I start to wonder whether this same group of people believe in the ozone damage done by cloroflourocarbons. Do they believe that cigarettes cause cancer? Is there any science they trust?
It's such a paradox. People will drive a car to work but deny science. They'll talk on a cell phone but deny science. They're using the internet but denying science. Science is only political when it threatens some lifestyle or some belief system. Otherwise it's -- let's turn on the TV and put dinner in the microwave.
I really am curious about why some people find this theory so threatening. Anyone?
All politics is local. When it comes to Global Warming, the location is Earth.
I agree with much of this post, actually. Except, I just don't think we're in a "horror" or "tragedy". I think Hansen is a fear monger whose alarmist language hurts his cause. Some other climate scientists have stated the same concerns.
Also, Peter Singer is very creepy to a lot people, including me. Singer does not help Hansen's credibility.
Can someone please explain what is so dire about a planet which is a few degrees warmer? It was several degrees warmer between 1000-1300 than it is now but the world certainly didn't end or become very bad, why would anyone think that this current warming will be such a disaster?

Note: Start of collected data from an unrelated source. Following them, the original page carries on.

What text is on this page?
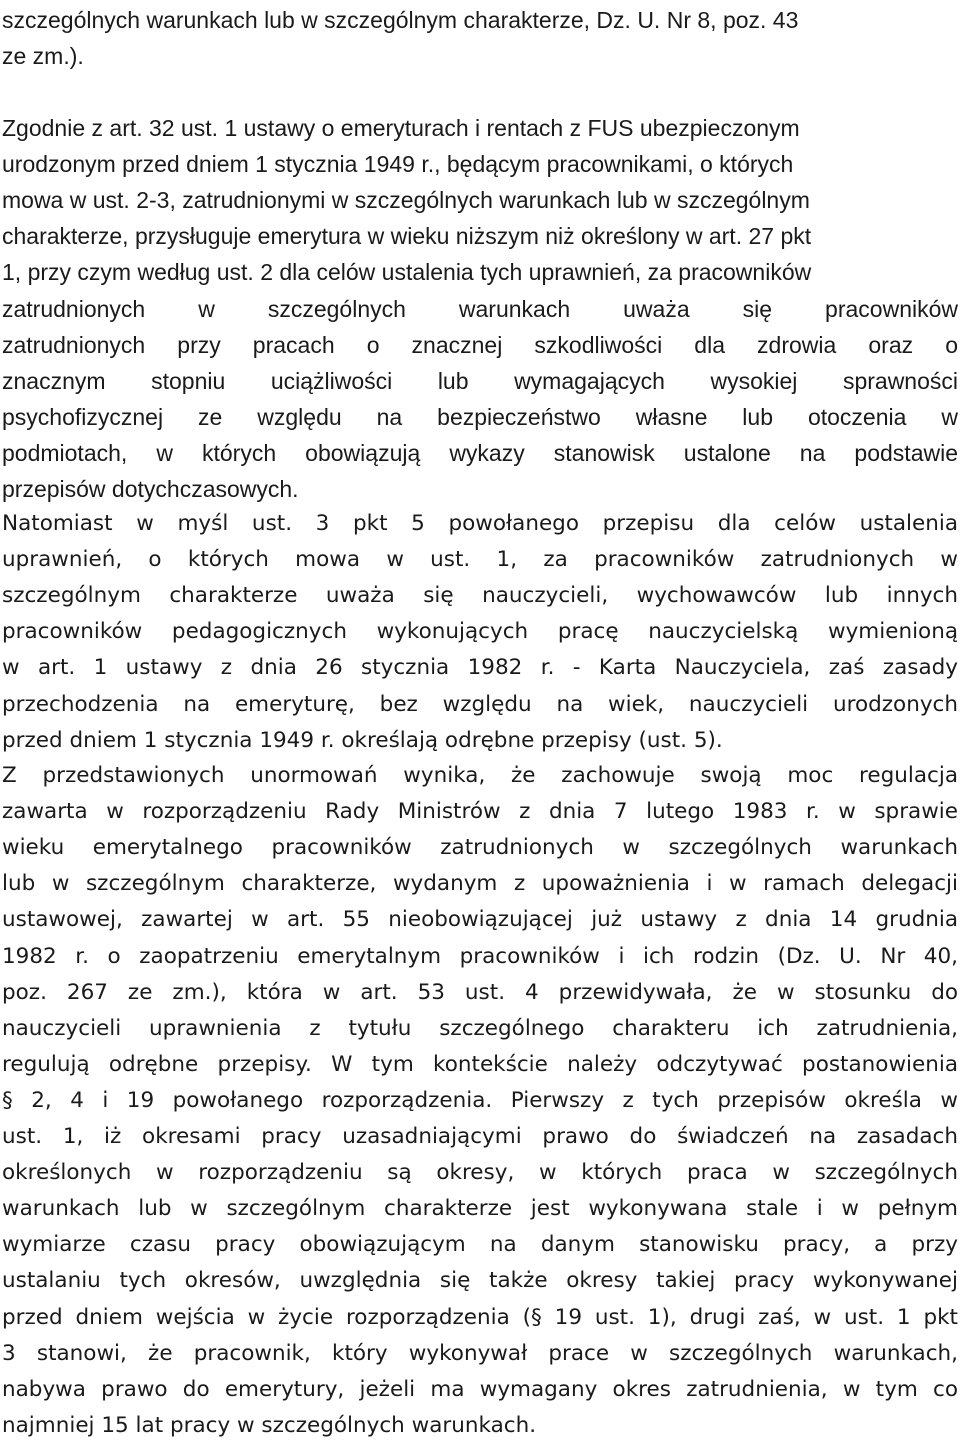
szczególnych warunkach lub w szczególnym charakterze, Dz. U. Nr 8, poz. 43
ze zm.).
Zgodnie z art. 32 ust. 1 ustawy o emeryturach i rentach z FUS ubezpieczonym
urodzonym przed dniem 1 stycznia 1949 r., będącym pracownikami, o których
mowa w ust. 2-3, zatrudnionymi w szczególnych warunkach lub w szczególnym
charakterze, przysługuje emerytura w wieku niższym niż określony w art. 27 pkt
1, przy czym według ust. 2 dla celów ustalenia tych uprawnień, za pracowników
zatrudnionych w szczególnych warunkach uważa się pracowników
zatrudnionych przy pracach o znacznej szkodliwości dla zdrowia oraz o
znacznym stopniu uciążliwości lub wymagających wysokiej sprawności
psychofizycznej ze względu na bezpieczeństwo własne lub otoczenia w
podmiotach, w których obowiązują wykazy stanowisk ustalone na podstawie
przepisów dotychczasowych.
Natomiast w myśl ust. 3 pkt 5 powołanego przepisu dla celów ustalenia
uprawnień, o których mowa w ust. 1, za pracowników zatrudnionych w
szczególnym charakterze uważa się nauczycieli, wychowawców lub innych
pracowników pedagogicznych wykonujących pracę nauczycielską wymienioną
w art. 1 ustawy z dnia 26 stycznia 1982 r. - Karta Nauczyciela, zaś zasady
przechodzenia na emeryturę, bez względu na wiek, nauczycieli urodzonych
przed dniem 1 stycznia 1949 r. określają odrębne przepisy (ust. 5).
Z przedstawionych unormowań wynika, że zachowuje swoją moc regulacja
zawarta w rozporządzeniu Rady Ministrów z dnia 7 lutego 1983 r. w sprawie
wieku emerytalnego pracowników zatrudnionych w szczególnych warunkach
lub w szczególnym charakterze, wydanym z upoważnienia i w ramach delegacji
ustawowej, zawartej w art. 55 nieobowiązującej już ustawy z dnia 14 grudnia
1982 r. o zaopatrzeniu emerytalnym pracowników i ich rodzin (Dz. U. Nr 40,
poz. 267 ze zm.), która w art. 53 ust. 4 przewidywała, że w stosunku do
nauczycieli uprawnienia z tytułu szczególnego charakteru ich zatrudnienia,
regulują odrębne przepisy. W tym kontekście należy odczytywać postanowienia
§ 2, 4 i 19 powołanego rozporządzenia. Pierwszy z tych przepisów określa w
ust. 1, iż okresami pracy uzasadniającymi prawo do świadczeń na zasadach
określonych w rozporządzeniu są okresy, w których praca w szczególnych
warunkach lub w szczególnym charakterze jest wykonywana stale i w pełnym
wymiarze czasu pracy obowiązującym na danym stanowisku pracy, a przy
ustalaniu tych okresów, uwzględnia się także okresy takiej pracy wykonywanej
przed dniem wejścia w życie rozporządzenia (§ 19 ust. 1), drugi zaś, w ust. 1 pkt
3 stanowi, że pracownik, który wykonywał prace w szczególnych warunkach,
nabywa prawo do emerytury, jeżeli ma wymagany okres zatrudnienia, w tym co
najmniej 15 lat pracy w szczególnych warunkach.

'man-made' global warming is the biggest crock of crap that the counter-culture has ever tried to get over on the consumer.
It's application is limited - just like any other analogy.
The Holocaust is not a particularly good analogy for Global Warming; however, the phenomenon of Holocaust *denial* is quite similar to climate change denial.
The best possible scenario for this island, Earth, is the worst possible scenario for Homo Sapiens. Once we are gone, assuming we don't blow the place to dust, this planet will readjust and wait for the next evolving species to screw things up - again. Eventually the sun will go nova and black hole the entire system...or not!
As Lily Tomlin once commented, "We are all in this alone". My studio is solar and wind powered and has been for 16 years. All it's water needs are satisfied by rainwater harvesting. The septic is self-incinerating. The electricity is via battery to inverter. Were I there I would be posting on carbon free power, but I'm not. I'm at home, on the grid and a land based line.
My mate lauds my efforts of energy conservation and leaves all the lights on during the day, takes 30 minute showers twice a day, prefers an all electric home, sets the thermostat too low in summer and too high in winter. She never met a toilet that didn't need flushing and everytime the bathrom door closes for her, another tree falls in Oregon.
It's all personal preference and degree of commitment.
Anybody who believes a comparison between Global Warming and the Holocaust is completely off his or her rocker. Not only is it inappropriate (which doesn't bother me much), it is extremely unrealistic and inaccurate on scientific and human terms.
The entire premise of what is stated here can be summed up by saying that the Industrial Revolution and all that has come from it was a mistake. The advances of the past two centuries have made it possible for our society to develop and provide for a world that can sustain (to one degree or another) more than 6 billion people and who-know-how-many more in the future. We have an enormous food industry that depends on our present energy sources, medical technology that wouldn't exist otherwise and so much more that is essential to our welfare. Thinking like that expressed by david Roberts would throw all that away in heartbeat.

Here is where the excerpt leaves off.